One big inning for Cubs’ bats doesn’t answer all questions – not even Jed Hoyer’s – surrounding offense

Count Jed Hoyer among the legions of Cubs fans who spent the last five weeks wondering what the heck was going on with this offense.

“The offense has been a challenge, overall,” the Cubs’ team president said Tuesday. “It shouldn’t be, in general. We should score plenty of runs, but that hasn’t been the case.

“As a team, we need to score more runs. And especially we need to hit in leverage situations. That hasn’t happened.”

A night later, it did happen. The Cubs exploded for eight runs, seven of them coming in the second inning, as they bested the Rockies to secure back-to-back series wins.

“That inning, for so many reasons, was so good for everybody,” said shortstop Dansby Swanson, whose home run as part of the rally got not a monkey, but a blue whale off his back. “That’s what we’ve been so good at in the past is having those big innings, really making pitchers work to get outs, using the ballpark to our advantage.

“That’s what we do. To have an inning happen like that felt really good for everybody involved.”

Offensive performances like Wednesday’s are the kind that vaulted the Cubs to the top of the NL Central earlier in the season and had them looking capable of delivering on their championship-level expectations.

Then, a freefall. Even after Wednesday’s win, the Cubs are just 12-24 in their last 36 games since May 9, a stretch that’s seen the power go out in a lineup built for October.

Players and coaches have spent those weeks sincerely describing their attempts to work their way out of a team-wide slump. The results haven’t come frequently enough, giving ample time for folks to wonder what could be crippling the lineup.

Hoyer has wondered, too.

“For better or worse, we’ve spent five weeks having that discussion of, ‘Too much [work]? Too little? Do you do things differently?’” Hoyer said. “There are times you want [to ask], ‘Are they overly serious? Are they doing too much?’ We’ve asked all those questions.

“I’ll be happy when we’re not having those conversations, because they’ve taken up a lot of time.”

Wednesday night was more like it, of course.

The Cubs sent 11 batters to the plate in the second inning, banging out seven hits and scoring seven runs.
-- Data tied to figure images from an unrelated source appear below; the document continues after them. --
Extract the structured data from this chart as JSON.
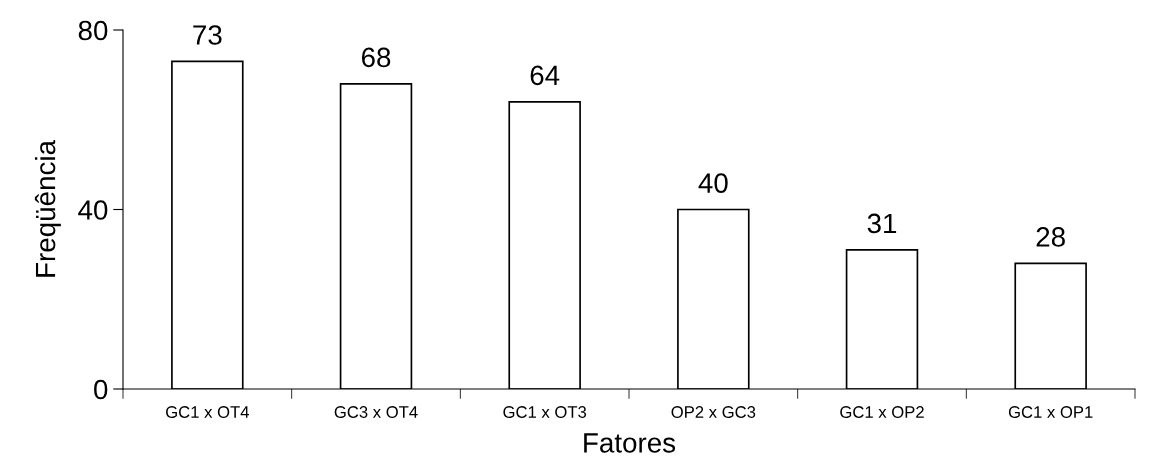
{
  "chart_data": {
    "type": "bar",
    "xlabel": "Fatores",
    "ylabel": "Freqüência",
    "categories": [
      "GC1 x OT4",
      "GC3 x OT4",
      "GC1 x OT3",
      "OP2 x GC3",
      "GC1 x OP2",
      "GC1 x OP1"
    ],
    "values": [
      73,
      68,
      64,
      40,
      31,
      28
    ],
    "color": "#ffffff",
    "ylim": [
      0,
      80
    ],
    "yticks": [
      0,
      40,
      80
    ],
    "data_labels": true,
    "grid": false,
    "legend": false
  }
}
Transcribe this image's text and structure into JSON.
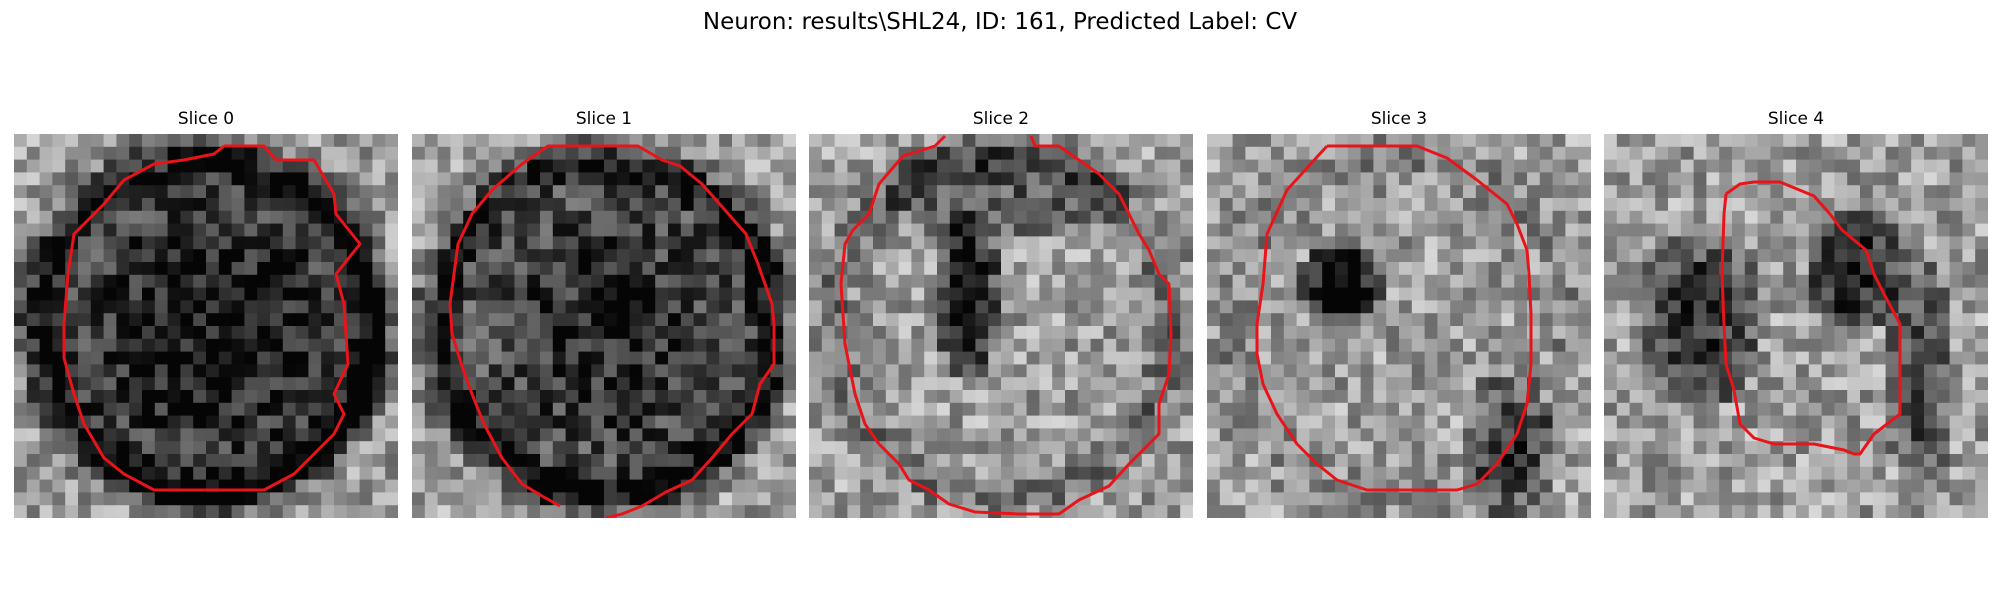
{
  "figure": {
    "title": "Neuron: results\\SHL24, ID: 161, Predicted Label: CV",
    "contour_color": "#e8141a",
    "colormap": "grayscale"
  },
  "slices": [
    {
      "label": "Slice 0"
    },
    {
      "label": "Slice 1"
    },
    {
      "label": "Slice 2"
    },
    {
      "label": "Slice 3"
    },
    {
      "label": "Slice 4"
    }
  ]
}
Utility man Matt Shaw tripled, slugger Seiya Suzuki and catcher Carson Kelly doubled, and Swanson homered.

It was a keep-the-line-moving kind of inning that’s been so rare for the Cubs the last few weeks, but something they’ve known themselves capable of delivering on a regular basis.

“We haven’t had an inning like that, it feels like, for a long time,” manager Craig Counsell said.

Most importantly, perhaps, Cubs hitters had four hits, in that inning alone, with runners in scoring position, a bugaboo that’s been zeroed in on as the root of all their offensive evils. The Cubs woke up Wednesday with the second lowest batting average in baseball with runners in scoring position, hitting just .220 on the season. Since May 9, the day after they completed their second 10-game win streak this year, that number is just .177.

How could a lineup with such accomplished hitters post such hideous situational numbers?

“If, theoretically, there’s no psychological component to those things, they should revert back to the mean,” Hoyer said. “When it becomes something people are worried or thinking about, it can become its own problem.

“You always wonder that when the group is struggling in high-leverage situations. You wonder if that’s something that guys feel. If you look at our numbers, … guys in high-leverage situations have been poor. So you kind of wonder, ‘That doesn’t make a lot of sense. Is that a psychological thing? Is that a change in thought process?’”

Again, more questions. And not enough answers.

For one night, the bats looked back at Wrigley Field. But the Cubs have been through a few big moments in the last couple weeks, only for those to prove mirages.

So was this the turning point? Has this offense put its struggles in the rearview mirror?

“I’m not going to buy into that yet,” center fielder Pete Crow-Armstrong said. “I want to keep stacking [wins].”